Comment en est-on arrivé là ?

L’avionneur japonais a donné quelques pistes qui vont au-delà de la des difficultés du financement de base. Les ingénieurs ont dû faire face à divers problèmes, comme un important défaut du système de climatisation qui aurait dû être revu. Des problèmes de logiciels ont ralenti le programme et obligés à réviser des éléments de la conception d'origine. De plus, il aurait fallu augmenter le financement en vue de la certification pour l’emploi de carburant « bio » et d’une manière générale de la certification auprès des différents régulateurs.


Rachat du CRJ

En 2019 Mitsubishi Heavy Industries (MHI) rachète la gamme d'avions régionaux CRJ de 50 à 100 sièges de l’avionneur canadien Bombardier.

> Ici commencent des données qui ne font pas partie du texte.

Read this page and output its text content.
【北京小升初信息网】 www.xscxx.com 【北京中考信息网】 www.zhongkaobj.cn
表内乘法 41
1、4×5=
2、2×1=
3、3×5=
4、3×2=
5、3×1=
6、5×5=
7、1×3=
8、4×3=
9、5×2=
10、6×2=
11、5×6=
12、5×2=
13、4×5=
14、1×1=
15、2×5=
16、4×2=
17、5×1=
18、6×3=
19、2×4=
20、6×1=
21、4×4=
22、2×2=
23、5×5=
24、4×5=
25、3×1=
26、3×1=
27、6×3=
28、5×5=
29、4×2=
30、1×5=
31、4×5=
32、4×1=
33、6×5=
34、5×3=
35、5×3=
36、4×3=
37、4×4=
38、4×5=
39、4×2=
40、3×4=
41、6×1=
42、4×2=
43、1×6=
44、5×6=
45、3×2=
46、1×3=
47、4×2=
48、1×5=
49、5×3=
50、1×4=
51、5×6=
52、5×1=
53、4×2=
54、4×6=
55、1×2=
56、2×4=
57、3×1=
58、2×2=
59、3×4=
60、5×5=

Le montant de l'opération s'élèvera à 550 millions de dollars en liquidités. A cela, viendra s'ajouter le versement par l'entreprise nippone à Bombardier de 200 millions de dollars pour couvrir « des passifs » liés au développement du CRJ. Avec ce rachat le constructeur japonais mettait la main sur les activités de maintenance, de soutien, de remise à niveau, de marketing et de vente du programme, situées au Canada (Montréal, Québec, Toronto) et aux Etats-Unis (Bridgeport en Virginie-Occidentale et à Tucson en Arizona). Cette action devait permettre de développer et compléter la structure du programme MRJ d’une part et de l’autre de faire son entrée sur le marché de l'aviation civile, tout en éliminant son principal concurrent. Lancé il y a 30 ans, le CRJ dominait le marché des avions régionaux, avec plus de 2’000 exemplaires en service à travers le monde. Un marché que Bombardier avait d'ailleurs contribué à révolutionner en étant le premier à lancer des jets régionaux de 50 sièges face aux avions à hélices. La chute du MRJ entraîne également une partie des acquis de la chaîne du CRJ. Pour autant le stock de pièces détachées et de service de la maintenance va continuer à fonctionner.



L’avenir

Pour autant le groupe Mitsubishi Heavy Industries (MHI) va rester un important acteur du secteur de l'industrie aéronautique, car ce dernier et un grand fournisseur de composants et de services pour l’aviation. Par ailleurs, sa filière militaire et engagée dans le programme GCAP de développement d'ici 2035 d'un avion de combat de nouvelle génération réunissant le Japon, le Royaume-Uni et l'Italie.